El tren olía a verano.
A crema solar, a arena pegada en los asientos y a ese silencio cansado de la gente que viaja sin prisa. Tina llevaba tres horas mirando por la ventana, fingiendo que le interesaban los paisajes, cuando en realidad solo estaba contando los minutos que faltaban para bajarse.
El norte de España se extendía ante sus ojos como una postal que olía a mar. Pequeñas casas de piedra, montes verdes, carreteras que se enroscaban como serpientes.
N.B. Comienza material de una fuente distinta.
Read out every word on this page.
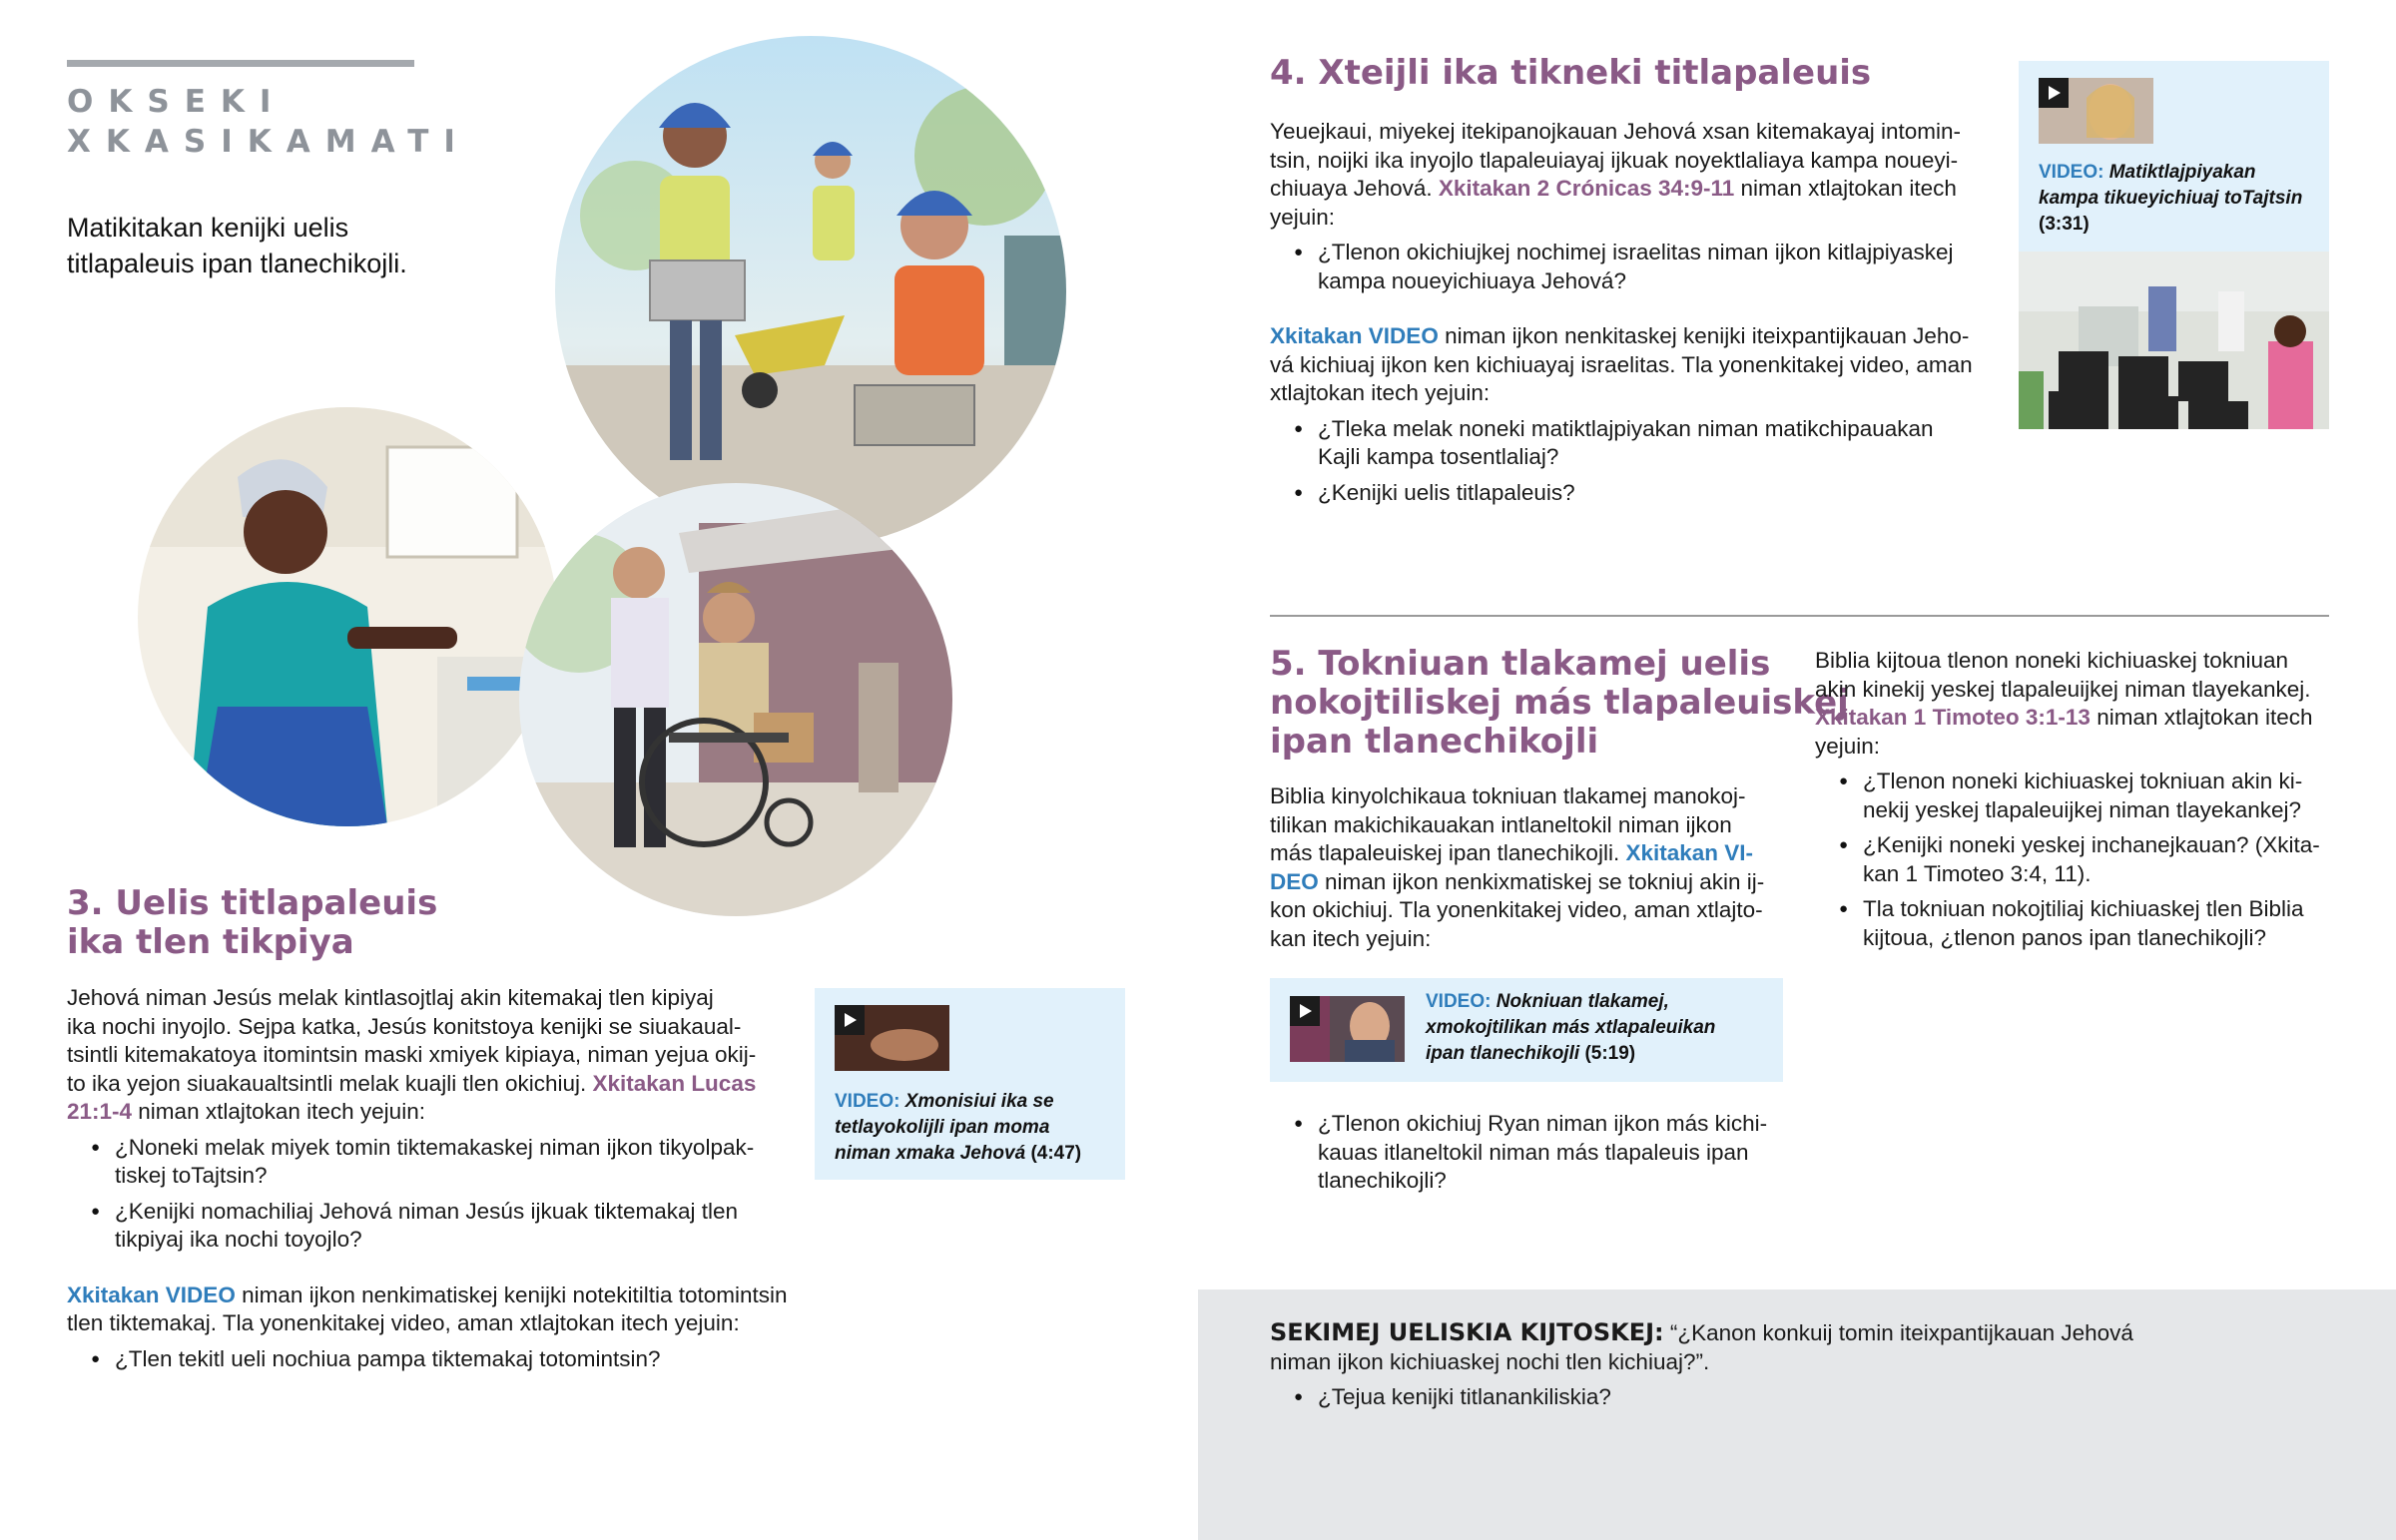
OKSEKI
XKASIKAMATI
Matikitakan kenijki uelis
titlapaleuis ipan tlanechikojli.
3. Uelis titlapaleuis
ika tlen tikpiya

Jehová niman Jesús melak kintlasojtlaj akin kitemakaj tlen kipiyaj
ika nochi inyojlo. Sejpa katka, Jesús konitstoya kenijki se siuakaual-
tsintli kitemakatoya itomintsin maski xmiyek kipiaya, niman yejua okij-
to ika yejon siuakaualtsintli melak kuajli tlen okichiuj. Xkitakan Lucas
21:1-4 niman xtlajtokan itech yejuin:

● ¿Noneki melak miyek tomin tiktemakaskej niman ijkon tikyolpak-
tiskej toTajtsin?
● ¿Kenijki nomachiliaj Jehová niman Jesús ijkuak tiktemakaj tlen
tikpiyaj ika nochi toyojlo?

Xkitakan VIDEO niman ijkon nenkimatiskej kenijki notekitiltia totomintsin
tlen tiktemakaj. Tla yonenkitakej video, aman xtlajtokan itech yejuin:

● ¿Tlen tekitl ueli nochiua pampa tiktemakaj totomintsin?
VIDEO: Xmonisiui ika se
tetlayokolijli ipan moma
niman xmaka Jehová (4:47)
4. Xteijli ika tikneki titlapaleuis

Yeuejkaui, miyekej itekipanojkauan Jehová xsan kitemakayaj intomin-
tsin, noijki ika inyojlo tlapaleuiayaj ijkuak noyektlaliaya kampa noueyi-
chiuaya Jehová. Xkitakan 2 Crónicas 34:9-11 niman xtlajtokan itech
yejuin:

● ¿Tlenon okichiujkej nochimej israelitas niman ijkon kitlajpiyaskej
kampa noueyichiuaya Jehová?

Xkitakan VIDEO niman ijkon nenkitaskej kenijki iteixpantijkauan Jeho-
vá kichiuaj ijkon ken kichiuayaj israelitas. Tla yonenkitakej video, aman
xtlajtokan itech yejuin:

● ¿Tleka melak noneki matiktlajpiyakan niman matikchipauakan
Kajli kampa tosentlaliaj?
● ¿Kenijki uelis titlapaleuis?
VIDEO: Matiktlajpiyakan
kampa tikueyichiuaj toTajtsin
(3:31)
5. Tokniuan tlakamej uelis
nokojtiliskej más tlapaleuiskej
ipan tlanechikojli

Biblia kinyolchikaua tokniuan tlakamej manokoj-
tilikan makichikauakan intlaneltokil niman ijkon
más tlapaleuiskej ipan tlanechikojli. Xkitakan VI-
DEO niman ijkon nenkixmatiskej se tokniuj akin ij-
kon okichiuj. Tla yonenkitakej video, aman xtlajto-
kan itech yejuin:

VIDEO: Nokniuan tlakamej,
xmokojtilikan más xtlapaleuikan
ipan tlanechikojli (5:19)
● ¿Tlenon okichiuj Ryan niman ijkon más kichi-
kauas itlaneltokil niman más tlapaleuis ipan
tlanechikojli?

Biblia kijtoua tlenon noneki kichiuaskej tokniuan
akin kinekij yeskej tlapaleuijkej niman tlayekankej.
Xkitakan 1 Timoteo 3:1-13 niman xtlajtokan itech
yejuin:

● ¿Tlenon noneki kichiuaskej tokniuan akin ki-
nekij yeskej tlapaleuijkej niman tlayekankej?
● ¿Kenijki noneki yeskej inchanejkauan? (Xkita-
kan 1 Timoteo 3:4, 11).
● Tla tokniuan nokojtiliaj kichiuaskej tlen Biblia
kijtoua, ¿tlenon panos ipan tlanechikojli?

SEKIMEJ UELISKIA KIJTOSKEJ: “¿Kanon konkuij tomin iteixpantijkauan Jehová
niman ijkon kichiuaskej nochi tlen kichiuaj?”.

● ¿Tejua kenijki titlanankiliskia?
Un cielo medio nublado, típico de allí, que parecía prometer tormenta aunque luego solo dejara una llovizna tonta.
Era la primera vez que viajaba sola.
Sus padres habían decidido que necesitaba desconectar, palabra que últimamente usaban para todo: desconectar del móvil, de su grupo, de sus dramas, de su ex, de ella misma.
Después de un curso plagado de suspensos, un corazón roto y una autoestima por los suelos, Faustina —aunque todo el mundo la llamaba Tina— se había convertido en un problema que resolver.
Y la solución, aparentemente, era mandarla a pasar el verano con su hermano mayor, Lucas, que vivía en un pequeño pueblo costero donde, según su madre, “el tiempo se detiene y la gente todavía se saluda por la calle”.
Perfecto.
Lo que ella más necesitaba: un sitio donde todo el mundo se conocía y los rumores viajaban más rápido que el Wi-Fi.
El tren se detuvo con un chirrido largo y metálico. Tina se levantó, se colgó la mochila al hombro y bajó al andén.
El aire olía a sal, y el viento le despeinó el flequillo de forma instantánea.
La estación era minúscula: dos bancos, una máquina de billetes que parecía del siglo pasado y un cartel oxidado con el nombre del pueblo.
—¡Eh, enana! —La voz de su hermano la sacó de sus pensamientos.
Lucas la esperaba apoyado en su coche, con esa sonrisa que siempre parecía sacada de un anuncio. Moreno, despeinado, con una camiseta blanca y un bronceado que daba rabia solo de mirarlo.
Cuando ella se acercó, él la abrazó con fuerza, levantándola del suelo como si siguiera teniendo diez años.
—Hombre, si es la empollona de la familia —dijo con una risa.
—Lucas, bájame o te muerdo.
—Vaya, qué mal humor. Pensaba que venías a relajarte.
—Vengo a sobrevivir, que no es lo mismo.
Lucas se echó a reír y le quitó la maleta de las manos.
—Va, sube al coche. Mamá me ha llamado tres veces para preguntar si habías llegado viva.
—No sé cómo no me ha puesto un GPS en el bolso —murmuró Tina, abrochándose el cinturón.
Durante los primeros minutos de trayecto, ninguno habló mucho.
El coche avanzaba por una carretera serpenteante, con vistas al mar y campos infinitos salpicados de vacas. Tina apoyó la frente contra la ventanilla. Todo parecía tan diferente de Madrid que por un segundo casi se sintió en paz.
—¿Y tus amigos? —preguntó Lucas.
—Bien. Supongo. Cada uno a lo suyo.
—¿Y el tal Marcos? —La mirada de su hermano se ladeó, curiosa.
Tina frunció el ceño.
—No hablemos de él.
—Vale, vale, tema prohibido.
El resto del camino lo pasaron hablando de tonterías: de la universidad de Lucas, del centro de surf que llevaba con unos amigos, de lo mucho que había crecido el perro de la tía Vera.
Tina no quiso admitirlo, pero se le escapó una sonrisa. A pesar de todo, estar con él siempre le tranquilizaba.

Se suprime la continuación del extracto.